BACKGROUND AND OBJECTIVES: Identifying a precise genetic diagnosis can improve outcomes for individuals with rare disease, though the resources required to do so may impede access and exacerbate healthcare disparities leading to inequitable care. Our objective was therefore to determine the effect of multiple sociodemographic factors on the yield of the diagnostic evaluation for genetics outpatients. METHODS: Retrospective cohort study from 2017–2019 of outpatient genetics referrals at a pediatric academic tertiary care center. Exposures included: primary language, insurance type, and neighborhood resources (via the Childhood Opportunity Index, COI). The primary outcome was identification of a genetic diagnosis within 2 years of the initial clinic visit. RESULTS: COI quintile was not significantly associated with the odds of diagnosis but was significantly associated with clinic attendance, with lower neighborhood resources leading to incomplete referrals.
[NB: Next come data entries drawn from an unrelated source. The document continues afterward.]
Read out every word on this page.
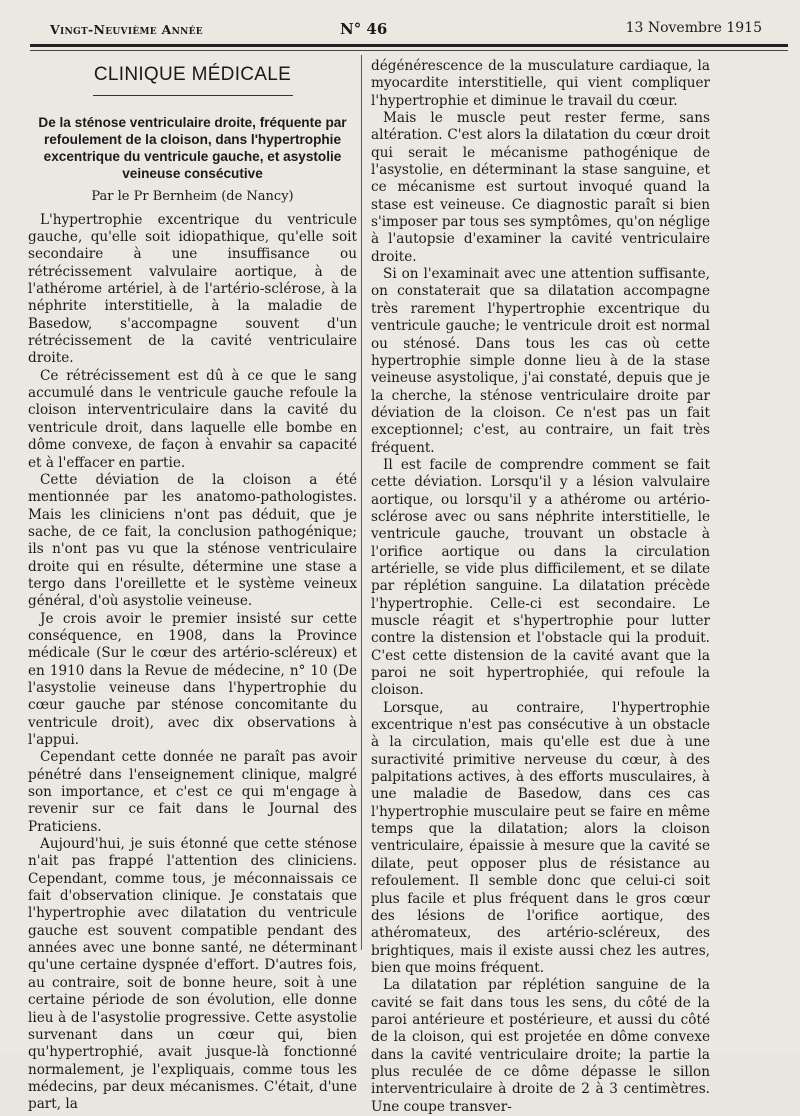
Vingt-Neuvième Année	N° 46	13 Novembre 1915
CLINIQUE MÉDICALE
De la sténose ventriculaire droite, fréquente par refoulement de la cloison, dans l'hypertrophie excentrique du ventricule gauche, et asystolie veineuse consécutive
Par le Pr Bernheim (de Nancy)

L'hypertrophie excentrique du ventricule gauche, qu'elle soit idiopathique, qu'elle soit secondaire à une insuffisance ou rétrécissement valvulaire aortique, à de l'athérome artériel, à de l'artério-sclérose, à la néphrite interstitielle, à la maladie de Basedow, s'accompagne souvent d'un rétrécissement de la cavité ventriculaire droite.

Ce rétrécissement est dû à ce que le sang accumulé dans le ventricule gauche refoule la cloison interventriculaire dans la cavité du ventricule droit, dans laquelle elle bombe en dôme convexe, de façon à envahir sa capacité et à l'effacer en partie.

Cette déviation de la cloison a été mentionnée par les anatomo-pathologistes. Mais les cliniciens n'ont pas déduit, que je sache, de ce fait, la conclusion pathogénique; ils n'ont pas vu que la sténose ventriculaire droite qui en résulte, détermine une stase a tergo dans l'oreillette et le système veineux général, d'où asystolie veineuse.

Je crois avoir le premier insisté sur cette conséquence, en 1908, dans la Province médicale (Sur le cœur des artério-scléreux) et en 1910 dans la Revue de médecine, n° 10 (De l'asystolie veineuse dans l'hypertrophie du cœur gauche par sténose concomitante du ventricule droit), avec dix observations à l'appui.

Cependant cette donnée ne paraît pas avoir pénétré dans l'enseignement clinique, malgré son importance, et c'est ce qui m'engage à revenir sur ce fait dans le Journal des Praticiens.

Aujourd'hui, je suis étonné que cette sténose n'ait pas frappé l'attention des cliniciens. Cependant, comme tous, je méconnaissais ce fait d'observation clinique. Je constatais que l'hypertrophie avec dilatation du ventricule gauche est souvent compatible pendant des années avec une bonne santé, ne déterminant qu'une certaine dyspnée d'effort. D'autres fois, au contraire, soit de bonne heure, soit à une certaine période de son évolution, elle donne lieu à de l'asystolie progressive. Cette asystolie survenant dans un cœur qui, bien qu'hypertrophié, avait jusque-là fonctionné normalement, je l'expliquais, comme tous les médecins, par deux mécanismes. C'était, d'une part, la

dégénérescence de la musculature cardiaque, la myocardite interstitielle, qui vient compliquer l'hypertrophie et diminue le travail du cœur.

Mais le muscle peut rester ferme, sans altération. C'est alors la dilatation du cœur droit qui serait le mécanisme pathogénique de l'asystolie, en déterminant la stase sanguine, et ce mécanisme est surtout invoqué quand la stase est veineuse. Ce diagnostic paraît si bien s'imposer par tous ses symptômes, qu'on néglige à l'autopsie d'examiner la cavité ventriculaire droite.

Si on l'examinait avec une attention suffisante, on constaterait que sa dilatation accompagne très rarement l'hypertrophie excentrique du ventricule gauche; le ventricule droit est normal ou sténosé. Dans tous les cas où cette hypertrophie simple donne lieu à de la stase veineuse asystolique, j'ai constaté, depuis que je la cherche, la sténose ventriculaire droite par déviation de la cloison. Ce n'est pas un fait exceptionnel; c'est, au contraire, un fait très fréquent.

Il est facile de comprendre comment se fait cette déviation. Lorsqu'il y a lésion valvulaire aortique, ou lorsqu'il y a athérome ou artério-sclérose avec ou sans néphrite interstitielle, le ventricule gauche, trouvant un obstacle à l'orifice aortique ou dans la circulation artérielle, se vide plus difficilement, et se dilate par réplétion sanguine. La dilatation précède l'hypertrophie. Celle-ci est secondaire. Le muscle réagit et s'hypertrophie pour lutter contre la distension et l'obstacle qui la produit. C'est cette distension de la cavité avant que la paroi ne soit hypertrophiée, qui refoule la cloison.

Lorsque, au contraire, l'hypertrophie excentrique n'est pas consécutive à un obstacle à la circulation, mais qu'elle est due à une suractivité primitive nerveuse du cœur, à des palpitations actives, à des efforts musculaires, à une maladie de Basedow, dans ces cas l'hypertrophie musculaire peut se faire en même temps que la dilatation; alors la cloison ventriculaire, épaissie à mesure que la cavité se dilate, peut opposer plus de résistance au refoulement. Il semble donc que celui-ci soit plus facile et plus fréquent dans le gros cœur des lésions de l'orifice aortique, des athéromateux, des artério-scléreux, des brightiques, mais il existe aussi chez les autres, bien que moins fréquent.

La dilatation par réplétion sanguine de la cavité se fait dans tous les sens, du côté de la paroi antérieure et postérieure, et aussi du côté de la cloison, qui est projetée en dôme convexe dans la cavité ventriculaire droite; la partie la plus reculée de ce dôme dépasse le sillon interventriculaire à droite de 2 à 3 centimètres. Une coupe transver-
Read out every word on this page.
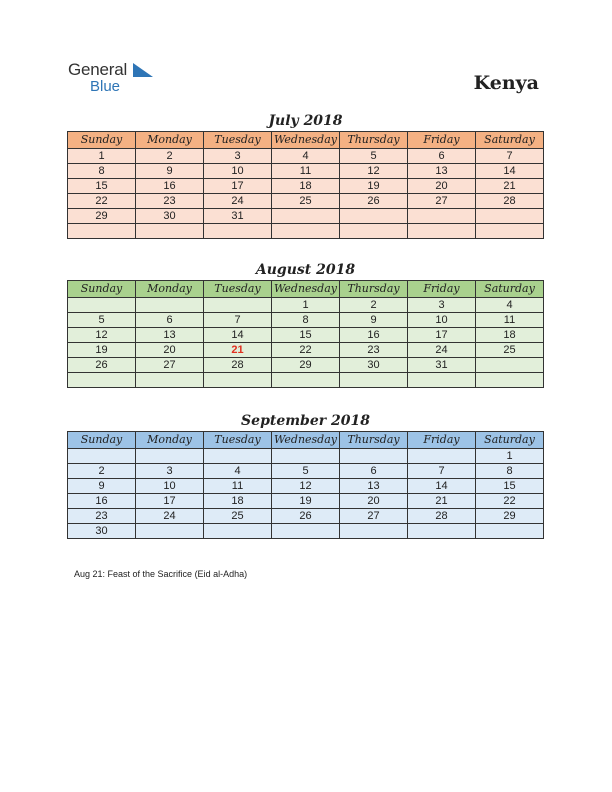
General
Blue	Kenya
July 2018
Sunday	Monday	Tuesday	Wednesday	Thursday	Friday	Saturday
1	2	3	4	5	6	7
8	9	10	11	12	13	14
15	16	17	18	19	20	21
22	23	24	25	26	27	28
29	30	31				

August 2018
Sunday	Monday	Tuesday	Wednesday	Thursday	Friday	Saturday
			1	2	3	4
5	6	7	8	9	10	11
12	13	14	15	16	17	18
19	20	21	22	23	24	25
26	27	28	29	30	31	

September 2018
Sunday	Monday	Tuesday	Wednesday	Thursday	Friday	Saturday
						1
2	3	4	5	6	7	8
9	10	11	12	13	14	15
16	17	18	19	20	21	22
23	24	25	26	27	28	29
30						
Aug 21: Feast of the Sacrifice (Eid al-Adha)
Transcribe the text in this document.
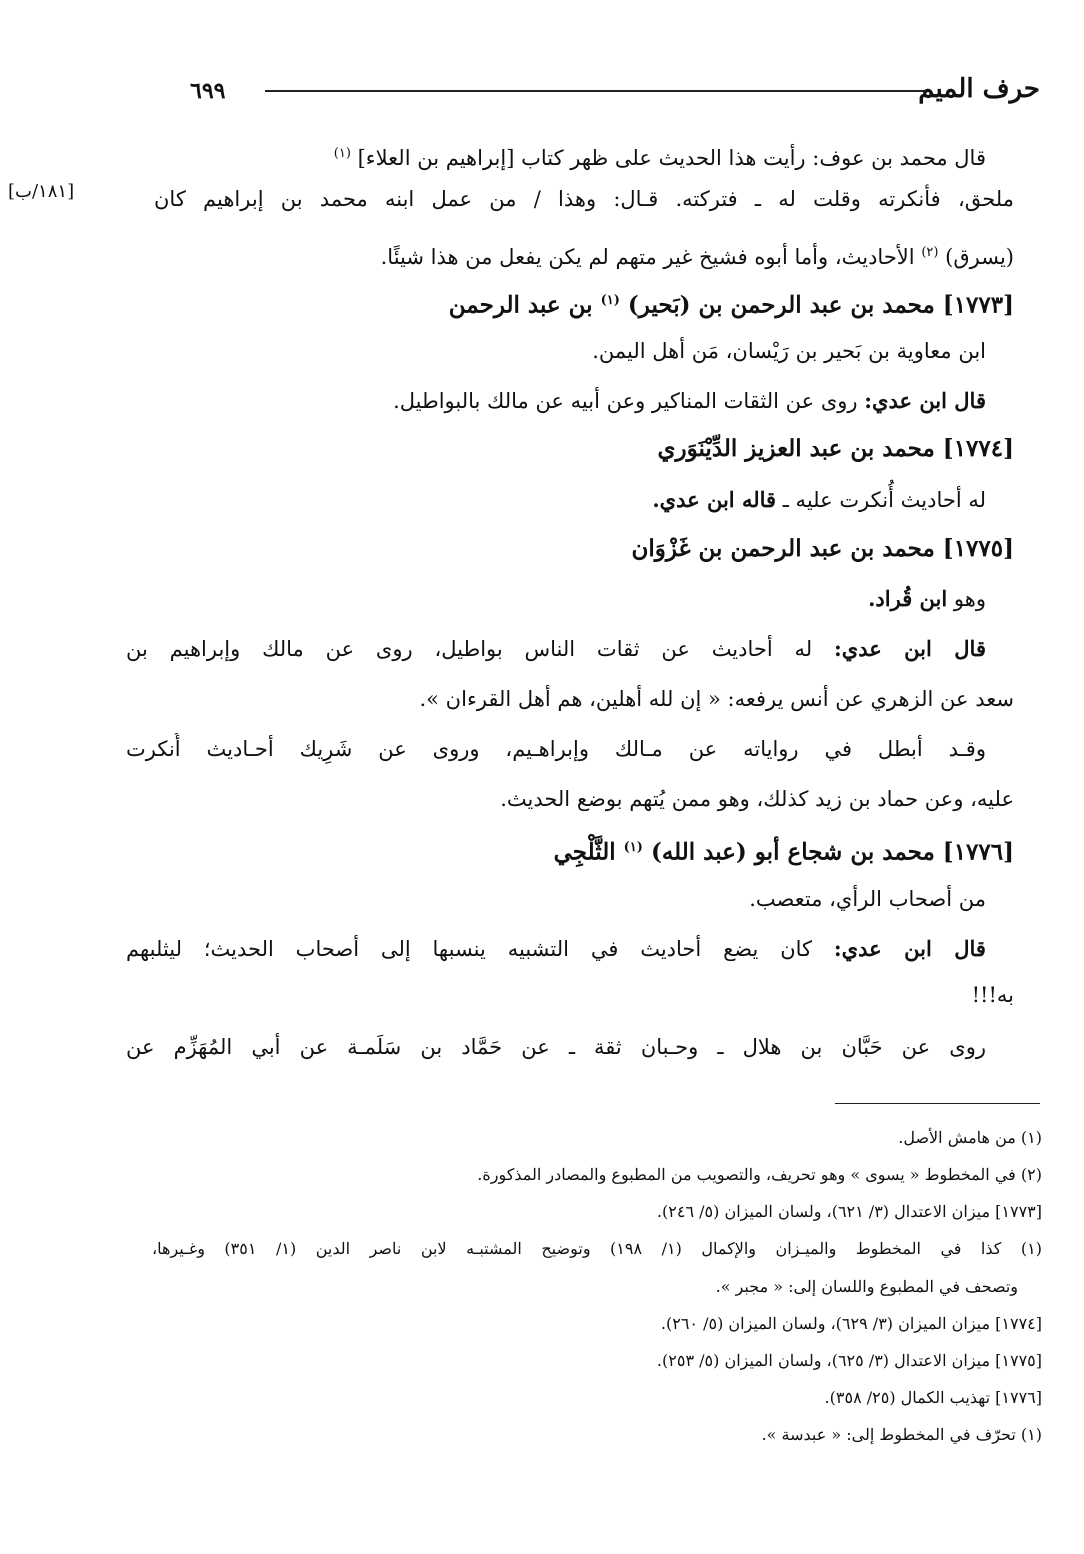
٦٩٩	حرف الميم
[١٨١/ب]
قال محمد بن عوف: رأيت هذا الحديث على ظهر كتاب [إبراهيم بن العلاء] $^{(١)}$
ملحق، فأنكرته وقلت له ـ فتركته. قـال: وهذا / من عمل ابنه محمد بن إبراهيم كان
(يسرق) $^{(٢)}$ الأحاديث، وأما أبوه فشيخ غير متهم لم يكن يفعل من هذا شيئًا.
[١٧٧٣] محمد بن عبد الرحمن بن (بَحير) $^{(١)}$ بن عبد الرحمن
ابن معاوية بن بَحير بن رَيْسان، مَن أهل اليمن.
قال ابن عدي: روى عن الثقات المناكير وعن أبيه عن مالك بالبواطيل.
[١٧٧٤] محمد بن عبد العزيز الدِّيْنَوَري
له أحاديث أُنكرت عليه ـ قاله ابن عدي.
[١٧٧٥] محمد بن عبد الرحمن بن غَزْوَان
وهو ابن قُراد.
قال ابن عدي: له أحاديث عن ثقات الناس بواطيل، روى عن مالك وإبراهيم بن
سعد عن الزهري عن أنس يرفعه: « إن لله أهلين، هم أهل القرءان ».
وقـد أبطل في رواياته عن مـالك وإبراهـيم، وروى عن شَرِيك أحـاديث أُنكرت
عليه، وعن حماد بن زيد كذلك، وهو ممن يُتهم بوضع الحديث.
[١٧٧٦] محمد بن شجاع أبو (عبد الله) $^{(١)}$ الثَّلْجِي
من أصحاب الرأي، متعصب.
قال ابن عدي: كان يضع أحاديث في التشبيه ينسبها إلى أصحاب الحديث؛ ليثلبهم
به!!!
روى عن حَبَّان بن هلال ـ وحـبان ثقة ـ عن حَمَّاد بن سَلَمـة عن أبي المُهَزِّم عن
(١) من هامش الأصل.
(٢) في المخطوط « يسوى » وهو تحريف، والتصويب من المطبوع والمصادر المذكورة.
[١٧٧٣] ميزان الاعتدال (٣/ ٦٢١)، ولسان الميزان (٥/ ٢٤٦).
(١) كذا في المخطوط والميـزان والإكمال (١/ ١٩٨) وتوضيح المشتبـه لابن ناصر الدين (١/ ٣٥١) وغـيرها،
وتصحف في المطبوع واللسان إلى: « مجبر ».
[١٧٧٤] ميزان الميزان (٣/ ٦٢٩)، ولسان الميزان (٥/ ٢٦٠).
[١٧٧٥] ميزان الاعتدال (٣/ ٦٢٥)، ولسان الميزان (٥/ ٢٥٣).
[١٧٧٦] تهذيب الكمال (٢٥/ ٣٥٨).
(١) تحرّف في المخطوط إلى: « عبدسة ».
Limited English proficiency was associated with a higher odds of diagnosis, though at an older age. Public insurance was associated with increased access to genetic testing. CONCLUSION: Lower neighborhood resources are negatively associated with clinic attendance. Our findings further suggest delays in care and a referral bias for more severe phenotypes among families with limited English proficiency. Improved access to clinical genetics is needed to improve diagnostic equity.